Intentar coger el pantalón con las manos no había sido buena idea. Porque ella ya no tenía manos. Le colgaban de la muñecas, sí, pero se habían convertido en marionetas privadas de sentido y tacto. En realidad, carecía de yemas en los dedos. Las había perdido con el paso del tiempo, o eso creía, pero tal vez sería más honesto recordar que habían desaparecido por el estrés brutal al que estaban sometidas las almohadillas. 


Las primeras en perder el aspecto de montaña fueron las de los pulgares: se esfumaron al año y pico de enviar mensajes y whatspp masivos. Los índices fueron limándose por otras causas, en general, por culpa de los interruptores (la vitro, las luces, las cámaras).

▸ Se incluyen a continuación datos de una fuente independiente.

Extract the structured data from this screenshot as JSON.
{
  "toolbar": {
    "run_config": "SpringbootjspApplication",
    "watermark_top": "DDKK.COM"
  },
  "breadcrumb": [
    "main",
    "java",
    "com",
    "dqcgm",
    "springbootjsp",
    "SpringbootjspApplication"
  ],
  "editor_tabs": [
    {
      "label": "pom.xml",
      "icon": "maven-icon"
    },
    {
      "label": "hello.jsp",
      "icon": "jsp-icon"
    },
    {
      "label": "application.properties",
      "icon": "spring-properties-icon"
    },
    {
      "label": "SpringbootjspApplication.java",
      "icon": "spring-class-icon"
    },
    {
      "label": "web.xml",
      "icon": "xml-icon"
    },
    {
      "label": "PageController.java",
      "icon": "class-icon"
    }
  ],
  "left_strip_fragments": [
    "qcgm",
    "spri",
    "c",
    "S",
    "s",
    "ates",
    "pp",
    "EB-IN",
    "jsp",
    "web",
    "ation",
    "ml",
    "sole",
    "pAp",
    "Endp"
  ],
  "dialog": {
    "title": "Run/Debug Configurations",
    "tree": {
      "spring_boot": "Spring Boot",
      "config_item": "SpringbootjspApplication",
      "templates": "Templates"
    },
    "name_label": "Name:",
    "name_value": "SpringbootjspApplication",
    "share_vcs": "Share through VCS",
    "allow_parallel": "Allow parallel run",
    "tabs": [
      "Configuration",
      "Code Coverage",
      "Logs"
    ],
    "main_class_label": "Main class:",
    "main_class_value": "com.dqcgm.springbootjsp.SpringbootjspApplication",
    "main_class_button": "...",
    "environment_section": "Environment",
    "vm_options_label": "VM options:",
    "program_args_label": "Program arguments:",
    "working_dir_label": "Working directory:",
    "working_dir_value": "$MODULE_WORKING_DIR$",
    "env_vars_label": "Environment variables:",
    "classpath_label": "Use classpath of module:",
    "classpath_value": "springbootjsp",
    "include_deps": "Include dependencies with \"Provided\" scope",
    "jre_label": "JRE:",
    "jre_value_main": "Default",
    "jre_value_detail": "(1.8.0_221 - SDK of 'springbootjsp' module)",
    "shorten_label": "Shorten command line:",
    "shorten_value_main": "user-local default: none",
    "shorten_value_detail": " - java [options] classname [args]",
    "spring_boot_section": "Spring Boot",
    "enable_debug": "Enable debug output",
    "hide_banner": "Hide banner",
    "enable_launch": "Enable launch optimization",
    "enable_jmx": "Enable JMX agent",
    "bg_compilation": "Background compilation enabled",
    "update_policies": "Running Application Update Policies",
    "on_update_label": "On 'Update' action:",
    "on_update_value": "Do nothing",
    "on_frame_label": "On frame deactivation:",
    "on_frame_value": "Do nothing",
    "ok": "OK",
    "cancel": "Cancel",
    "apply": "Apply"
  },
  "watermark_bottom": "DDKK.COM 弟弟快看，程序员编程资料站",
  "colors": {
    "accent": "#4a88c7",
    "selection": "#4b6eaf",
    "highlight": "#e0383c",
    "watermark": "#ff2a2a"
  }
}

El ansia por tocarlo todo, en una palabra. Los otros tres –anular, corazón  y meñique- se apagaron gradualmente: un cuarto de milímetro por cada jornada al teclado.



De todo esto no guardaba más que un recuerdo intermitente. Antes de cerrar los ojos para descansar, y sin la decisión clara de volver a intentar su hazaña, tartamudeó para sus adentros. Se puede vivir sin voluntad. Sin instinto. Y perderlos a ambos por las yemas de los dedos.